Francois Morin has brought new foot and food traffic to downtown Billings. Opening up Le Fournil in December of 2017 fulfilled one of Morin’s life dream projects. The realization of his vision has brought artisan baguettes, breads and croissants and sometimes special orders of cheese to Montana’s Trailhead. In Singapore, where he lived before moving to Montana, he learned the art of bread baking.
From William Woo at Bakerz@Work Academy, Morin spent a month learning the subtleties of kneading, proofing, shaping and baking the perfect loaf. From the class, Morin secured the sourdough starter he continues to use at Le Fournil.
“I dried it and I put it in my suitcase,” he shares. “I revived it as soon as I arrived and I have been using the same starter since, for almost 10 years.”
“Le Fournil is a very common appellation for bakeries in France,” Morin says. “The name comes from le four, the oven. Le Fournil is the place of the oven, so traditionally it is the place where people from the villages brought their own dough to bake.” Many of the bakeries in France take on the name Le Fournil. “We are proud to be Le Fournil of Billings,” Morin declares.
The 24-hour process of creating a baguette is a labor of attention. With Morin’s education in biology and agricultural engineering, and working in the IT field, he works with numbers and facts. The 11% protein flour he purchases from Utah provides him the right gluten and flour combination to make light baguettes with a crispy crust.
For Morin, he speaks with conviction, “In the French tradition, the French need to have crust. Bread without crust is not bread.”
After loaves of baguettes are shaped and allowed to rise, loaves are placed on plywood boards readied to transfer into the Polin three-decked Italian oven. Before they go in, Morin dusts with flour and scores the bread with a lame, five times with diagonal slits, to control expansion during baking. The boards are plywood boards he has fashioned to move bread in and out of his oven.
Once the bread goes into the oven set at 500 degrees F, Morin injects steam. Morin says, “If you don’t put steam to protect the dough it will bake too fast. It will rise too fast and you don’t have a nice shape, and also the shiny effect of the bread comes from the steam you inject.”
The baguettes bake for 20 minutes while larger loaves such as his country loaf take longer, 50 minutes. He sets a beeper to sounds one minute before completion time. The cooked baguettes cool on a large rack. As they do, the crust crackles sounding like small thin pieces of glass breaking.
“That’s a good sound,” Morin confirms. “That sound means you did something right.”
Over the years, Morin has modified his hours to accommodate customer traffic. “We open from Wednesday to Saturday,” he shares, “I decided to reduce the time and increase the quality. We have baguettes and country loaf, freshly baked every morning. On Wednesdays we also have the cereal and levain bread, sourdough, and croissants and pan chocolate.”
For the breads with a puff pastry shell filled with chocolate, Morin clarifies, “We don’t say chocolate croissant, because it is not in the shape of a croissant so the normal term would be chocolate rolls or chocolate bread.”

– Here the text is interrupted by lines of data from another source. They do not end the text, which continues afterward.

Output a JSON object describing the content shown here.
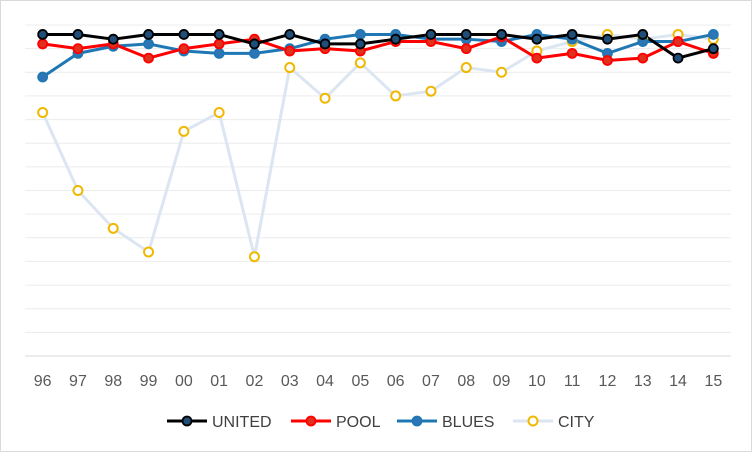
{
  "chart_data": {
    "type": "line",
    "title": "",
    "xlabel": "",
    "ylabel": "",
    "categories": [
      "96",
      "97",
      "98",
      "99",
      "00",
      "01",
      "02",
      "03",
      "04",
      "05",
      "06",
      "07",
      "08",
      "09",
      "10",
      "11",
      "12",
      "13",
      "14",
      "15"
    ],
    "ylim": [
      0,
      14
    ],
    "grid": true,
    "legend_position": "bottom",
    "series": [
      {
        "name": "UNITED",
        "color": "#000000",
        "marker_fill": "#1f4e79",
        "values": [
          13.6,
          13.6,
          13.4,
          13.6,
          13.6,
          13.6,
          13.2,
          13.6,
          13.2,
          13.2,
          13.4,
          13.6,
          13.6,
          13.6,
          13.4,
          13.6,
          13.4,
          13.6,
          12.6,
          13.0
        ]
      },
      {
        "name": "POOL",
        "color": "#ff0000",
        "marker_fill": "#e0301e",
        "values": [
          13.2,
          13.0,
          13.2,
          12.6,
          13.0,
          13.2,
          13.4,
          12.9,
          13.0,
          12.9,
          13.3,
          13.3,
          13.0,
          13.5,
          12.6,
          12.8,
          12.5,
          12.6,
          13.3,
          12.8
        ]
      },
      {
        "name": "BLUES",
        "color": "#1f77b4",
        "marker_fill": "#2e75b6",
        "values": [
          11.8,
          12.8,
          13.1,
          13.2,
          12.9,
          12.8,
          12.8,
          13.0,
          13.4,
          13.6,
          13.6,
          13.4,
          13.4,
          13.3,
          13.6,
          13.4,
          12.8,
          13.3,
          13.3,
          13.6
        ]
      },
      {
        "name": "CITY",
        "color": "#dce6f2",
        "marker_fill": "#ffffff",
        "marker_stroke": "#f0b800",
        "values": [
          10.3,
          7.0,
          5.4,
          4.4,
          9.5,
          10.3,
          4.2,
          12.2,
          10.9,
          12.4,
          11.0,
          11.2,
          12.2,
          12.0,
          12.9,
          13.3,
          13.6,
          13.4,
          13.6,
          13.4
        ]
      }
    ]
  }
}
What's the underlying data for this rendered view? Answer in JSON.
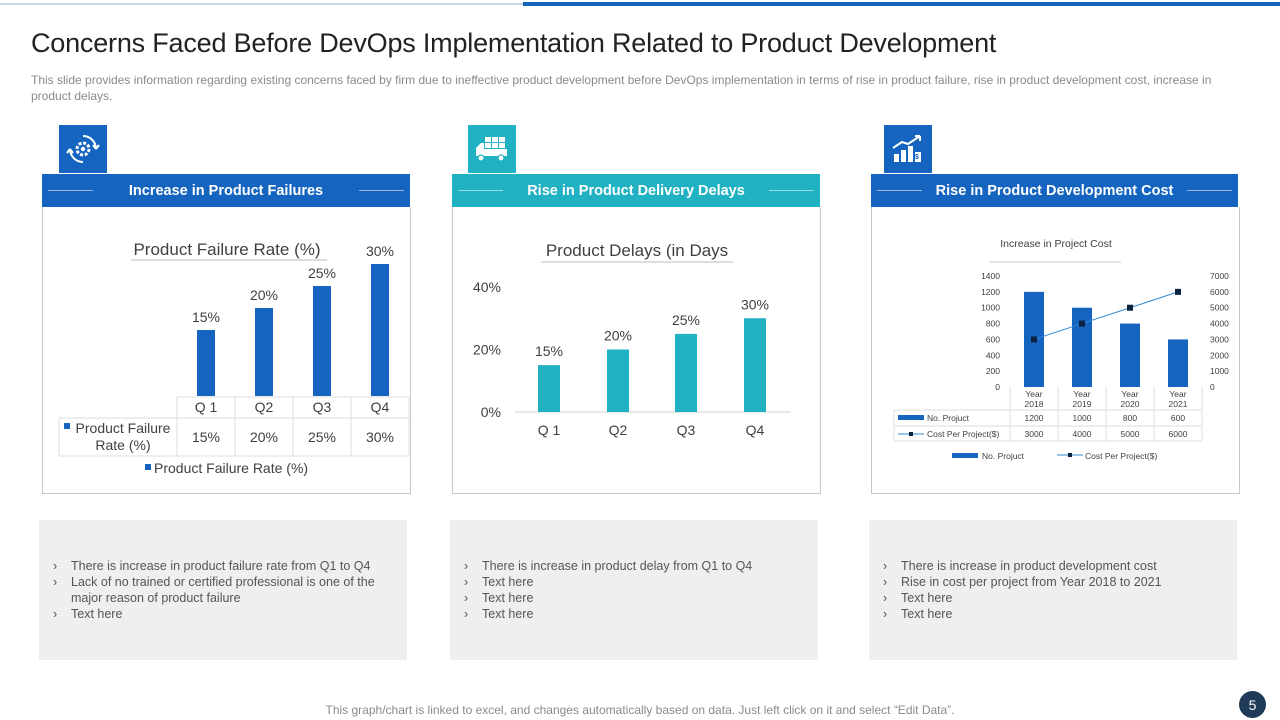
{
  "title": "Concerns Faced Before DevOps Implementation Related to Product Development",
  "subtitle": "This slide provides information regarding existing concerns faced by firm due to ineffective product development before DevOps implementation in terms of rise in product failure, rise in product development cost, increase in product delays.",
  "colors": {
    "blue": "#1565c0",
    "teal": "#20b2c2",
    "navy": "#0a2240",
    "note_bg": "#efefef"
  },
  "panels": [
    {
      "heading": "Increase in Product Failures",
      "icon": "gear-cycle-icon",
      "notes": [
        "There is increase in product failure rate from Q1 to Q4",
        "Lack of no trained or certified professional  is one of the major reason of product failure",
        "Text here"
      ]
    },
    {
      "heading": "Rise in Product Delivery Delays",
      "icon": "delivery-truck-icon",
      "notes": [
        "There is increase in product delay from Q1 to Q4",
        "Text here",
        "Text here",
        "Text here"
      ]
    },
    {
      "heading": "Rise in Product Development Cost",
      "icon": "cost-growth-chart-icon",
      "notes": [
        "There is increase in product development  cost",
        "Rise in cost per project from Year 2018 to 2021",
        "Text here",
        "Text here"
      ]
    }
  ],
  "chart_data": [
    {
      "type": "bar",
      "title": "Product Failure Rate (%)",
      "categories": [
        "Q 1",
        "Q2",
        "Q3",
        "Q4"
      ],
      "values": [
        15,
        20,
        25,
        30
      ],
      "value_labels": [
        "15%",
        "20%",
        "25%",
        "30%"
      ],
      "series": [
        {
          "name": "Product Failure Rate (%)",
          "values": [
            15,
            20,
            25,
            30
          ]
        }
      ],
      "table_row_label": [
        "Product Failure",
        "Rate (%)"
      ],
      "legend": "Product Failure Rate (%)",
      "ylim": [
        0,
        35
      ],
      "legend_position": "bottom"
    },
    {
      "type": "bar",
      "title": "Product Delays (in Days",
      "categories": [
        "Q 1",
        "Q2",
        "Q3",
        "Q4"
      ],
      "values": [
        15,
        20,
        25,
        30
      ],
      "value_labels": [
        "15%",
        "20%",
        "25%",
        "30%"
      ],
      "ylim": [
        0,
        40
      ],
      "yticks": [
        "0%",
        "20%",
        "40%"
      ]
    },
    {
      "type": "bar",
      "title": "Increase in Project Cost",
      "categories": [
        [
          "Year",
          "2018"
        ],
        [
          "Year",
          "2019"
        ],
        [
          "Year",
          "2020"
        ],
        [
          "Year",
          "2021"
        ]
      ],
      "series": [
        {
          "name": "No. Projuct",
          "type": "bar",
          "axis": "left",
          "values": [
            1200,
            1000,
            800,
            600
          ],
          "labels": [
            "1200",
            "1000",
            "800",
            "600"
          ]
        },
        {
          "name": "Cost Per Project($)",
          "type": "line",
          "axis": "right",
          "values": [
            3000,
            4000,
            5000,
            6000
          ],
          "labels": [
            "3000",
            "4000",
            "5000",
            "6000"
          ]
        }
      ],
      "ylim_left": [
        0,
        1400
      ],
      "yticks_left": [
        "0",
        "200",
        "400",
        "600",
        "800",
        "1000",
        "1200",
        "1400"
      ],
      "ylim_right": [
        0,
        7000
      ],
      "yticks_right": [
        "0",
        "1000",
        "2000",
        "3000",
        "4000",
        "5000",
        "6000",
        "7000"
      ],
      "legend": [
        "No. Projuct",
        "Cost Per Project($)"
      ],
      "legend_position": "bottom"
    }
  ],
  "footer": "This graph/chart is linked to excel, and changes automatically based on data. Just left click on it and select “Edit Data”.",
  "page_number": "5"
}
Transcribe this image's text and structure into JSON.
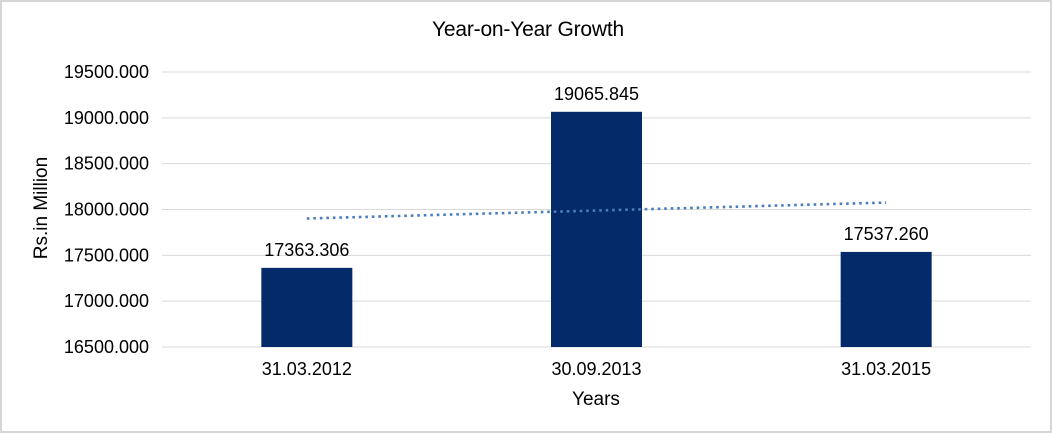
{
  "chart_data": {
    "type": "bar",
    "title": "Year-on-Year Growth",
    "xlabel": "Years",
    "ylabel": "Rs.in Million",
    "categories": [
      "31.03.2012",
      "30.09.2013",
      "31.03.2015"
    ],
    "values": [
      17363.306,
      19065.845,
      17537.26
    ],
    "value_labels": [
      "17363.306",
      "19065.845",
      "17537.260"
    ],
    "ylim": [
      16500,
      19500
    ],
    "ytick_step": 500,
    "ytick_values": [
      19500,
      19000,
      18500,
      18000,
      17500,
      17000,
      16500
    ],
    "ytick_labels": [
      "19500.000",
      "19000.000",
      "18500.000",
      "18000.000",
      "17500.000",
      "17000.000",
      "16500.000"
    ],
    "grid": true,
    "legend_position": "none",
    "bar_color": "#052a6a",
    "gridline_color": "#d9d9d9",
    "axis_line_color": "#d9d9d9",
    "text_color": "#000000",
    "trendline": {
      "type": "linear",
      "style": "dotted",
      "color": "#4a7ebb",
      "start_value": 17901.8,
      "end_value": 18075.8
    }
  }
}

Continuing on to the weekly schedule: “On Thursdays we have the same, baguettes, country loaves, cranberry walnut bread, and on Fridays, in addition we have ciabattas with or without olives, focaccia.” He finishes the week with the addition of challah and croissants and chocolate bread.
Mostly Morin runs the bakery mostly on his own. He says, “So far it’s a one man show so I bake, I cook, and I do everything.” When his children, Marcel, Clemence and Emile are in town, they inevitably come in and help with mostly cashier work. When his wife Marmee is not teaching French at Senior High School, she is usually there working with customers.
When Morin embarked on his want to open a bakery, he realized setting up shop in Singapore would be too expensive and competition too high. He decided to return to his wife’s home state of Montana to begin another career.
Of finding the current space they are in, next to the Big Dipper and Rocket Burrito, and across the street from the Northern hotel, Morin says, “It was pure luck because we met Jeremiah Young from Kibler and Kirch who happened to manage this building. He proposed this space. It was unused. It was a storage room, unfinished with no door. There were only two high windows opening onto the street.”
With Young’s help, the open space with a high ceiling, mosaic tiled floors and breadboard walls allows for Morin to bake while being able to see who comes into his shop. “Usually in the bakery all the stuff is hidden, and you just see the baker coming with the bread out from behind a curtain. I didn’t want the bread to be baked in a closed space. And I like to see the customer even when I am not at the cashier.”
Already after being in business for almost four years, Morin is making an impact. His work has been noticed making “The Best 100 Bakeries in America” list for Food and Wine magazine in 2020.
Does Morin believe the foodscape has changed in Billings? He answers, “I wanted to be downtown. I’ve seen downtown improve so much for the last 10 years, especially on Montana Avenue with all the food and eateries downtown. I wanted to be a part of it, and I wanted to be part of the food traffic. The foot and food traffic at the same time.